Authors: Martin Sauber, Benedikt Weihmayr
Abstract: In the post-growth debate a rising number of authors advocate monetary reforms (100%-Money, Full Reserve Banking), whose intention it is to prevent banks from creating deposits and establish the central bank as the sole issuer of money. This paper investigates the macroeconomic consequences of issuing debt- and interest-free money. A central issue in the context of a non-growth economy is the reduction of interest-rate-growth-differential. From a monetary-Keynesian perspective, we conclude that these reforms rather lead to higher interest rates and therewith worsen the conditions of reaching a stationary economy.
Ecological constraints to Post-Keynesian endogenous money theory
Authors: Corinne Pastoret
Abstract: In Post-Keynesian theory, the money supply is endogenous, meaning that banks could indefinitely accommodate the needs of a growing economy, with no ecological constraints. Because money endogeneity has brought our economic system closer to the planetary boundaries, ecological economists advocate 100% reserve requirements for banks. However, this solution might not have the expected results in an endogenous money framework, with unnecessary high costs in terms of employment and wellbeing.
This paper starts with Keynes’s refutation of the quantity theory of money, as he proposes to think in terms of flows of money and the motives for its creation and its uses, while banks are not depicted as creators of artificial money. Then, it is argued that ecological constraints can be integrated into the Post-Keynesian theory of endogenous money and banks. In particular, banks could play a crucial role both as ecological social accountants and ecological providers of credits.

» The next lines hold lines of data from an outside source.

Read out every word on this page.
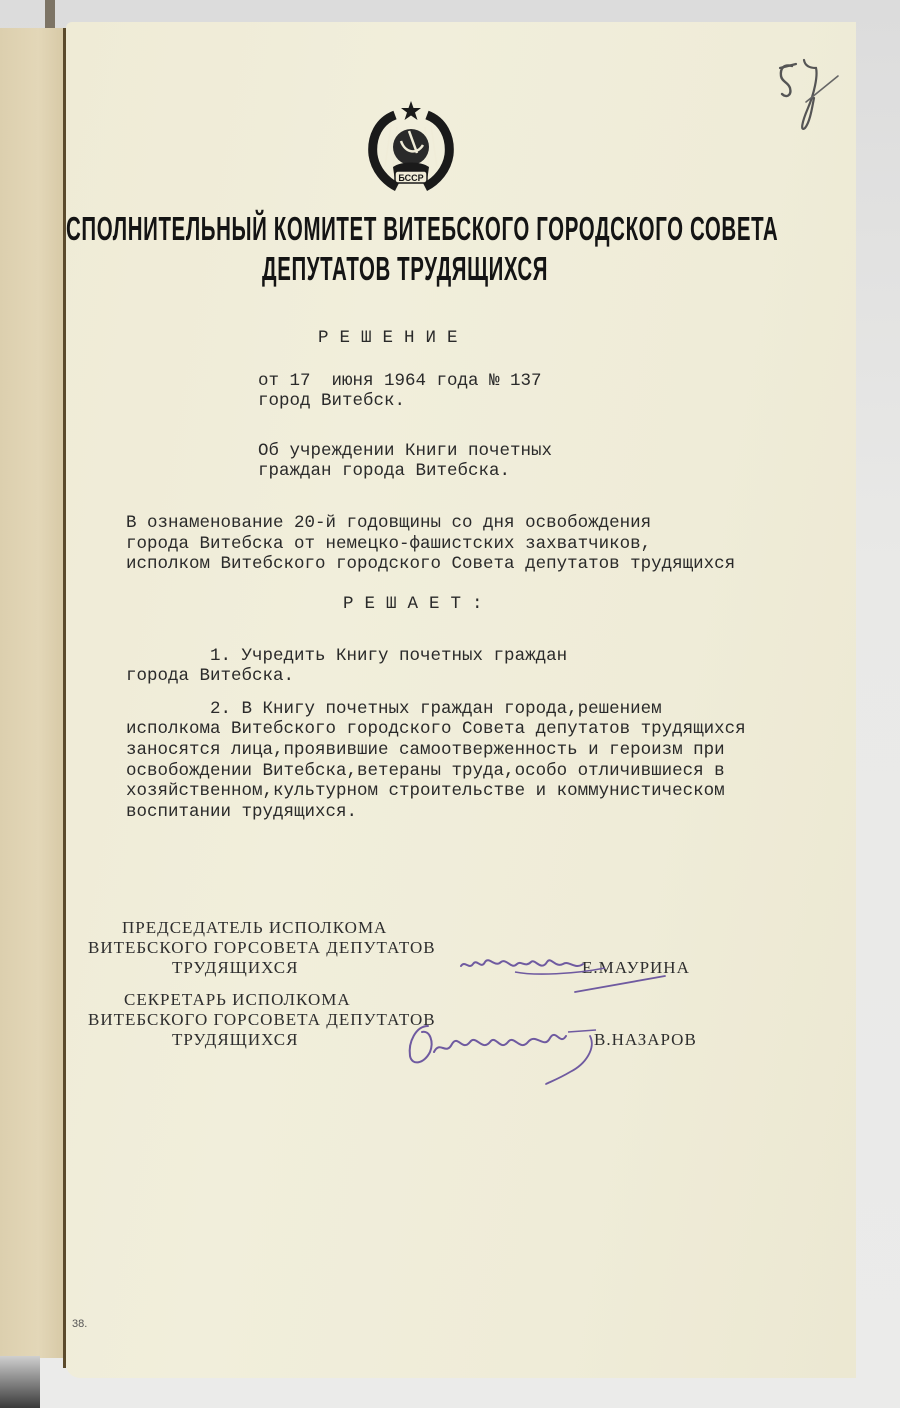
БССР
СПОЛНИТЕЛЬНЫЙ КОМИТЕТ ВИТЕБСКОГО ГОРОДСКОГО СОВЕТА
ДЕПУТАТОВ ТРУДЯЩИХСЯ
РЕШЕНИЕ
от 17  июня 1964 года № 137
город Витебск.
Об учреждении Книги почетных
граждан города Витебска.
В ознаменование 20-й годовщины со дня освобождения
города Витебска от немецко-фашистских захватчиков,
исполком Витебского городского Совета депутатов трудящихся
РЕШАЕТ:
1. Учредить Книгу почетных граждан
города Витебска.
2. В Книгу почетных граждан города,решением
исполкома Витебского городского Совета депутатов трудящихся
заносятся лица,проявившие самоотверженность и героизм при
освобождении Витебска,ветераны труда,особо отличившиеся в
хозяйственном,культурном строительстве и коммунистическом
воспитании трудящихся.
ПРЕДСЕДАТЕЛЬ ИСПОЛКОМА
ВИТЕБСКОГО ГОРСОВЕТА ДЕПУТАТОВ
ТРУДЯЩИХСЯ	Е.МАУРИНА
СЕКРЕТАРЬ ИСПОЛКОМА
ВИТЕБСКОГО ГОРСОВЕТА ДЕПУТАТОВ
ТРУДЯЩИХСЯ	В.НАЗАРОВ
38.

Central bank public credit creation to support Green Investment: the case of Canada, 1935-1975
Authors: Josh Ryan-Collins
Abstract: It is widely accepted that transitioning to a low carbon economy will require massive investments in strategic green sectors of the economy. Yet with very high levels of public debt, fiscal expansion does not seem politically feasible whilst there is weak evidence that capital markets can provide the necessary funds. One option that has not been widely considered for achieving this is for central banks to monetize a green fiscal expansion. A major impediment to such a policy is the perception that it would damange the ‘independence’ of central banks and lead to inflation. However, during the period between the Great Depression and the 1970s when it was common for central banks to directly support government spending and debt management via what might be termed ‘public credit creation’. This paper examines in particular the activity fo the Bank of Canada from its inception in 1935 to 1975.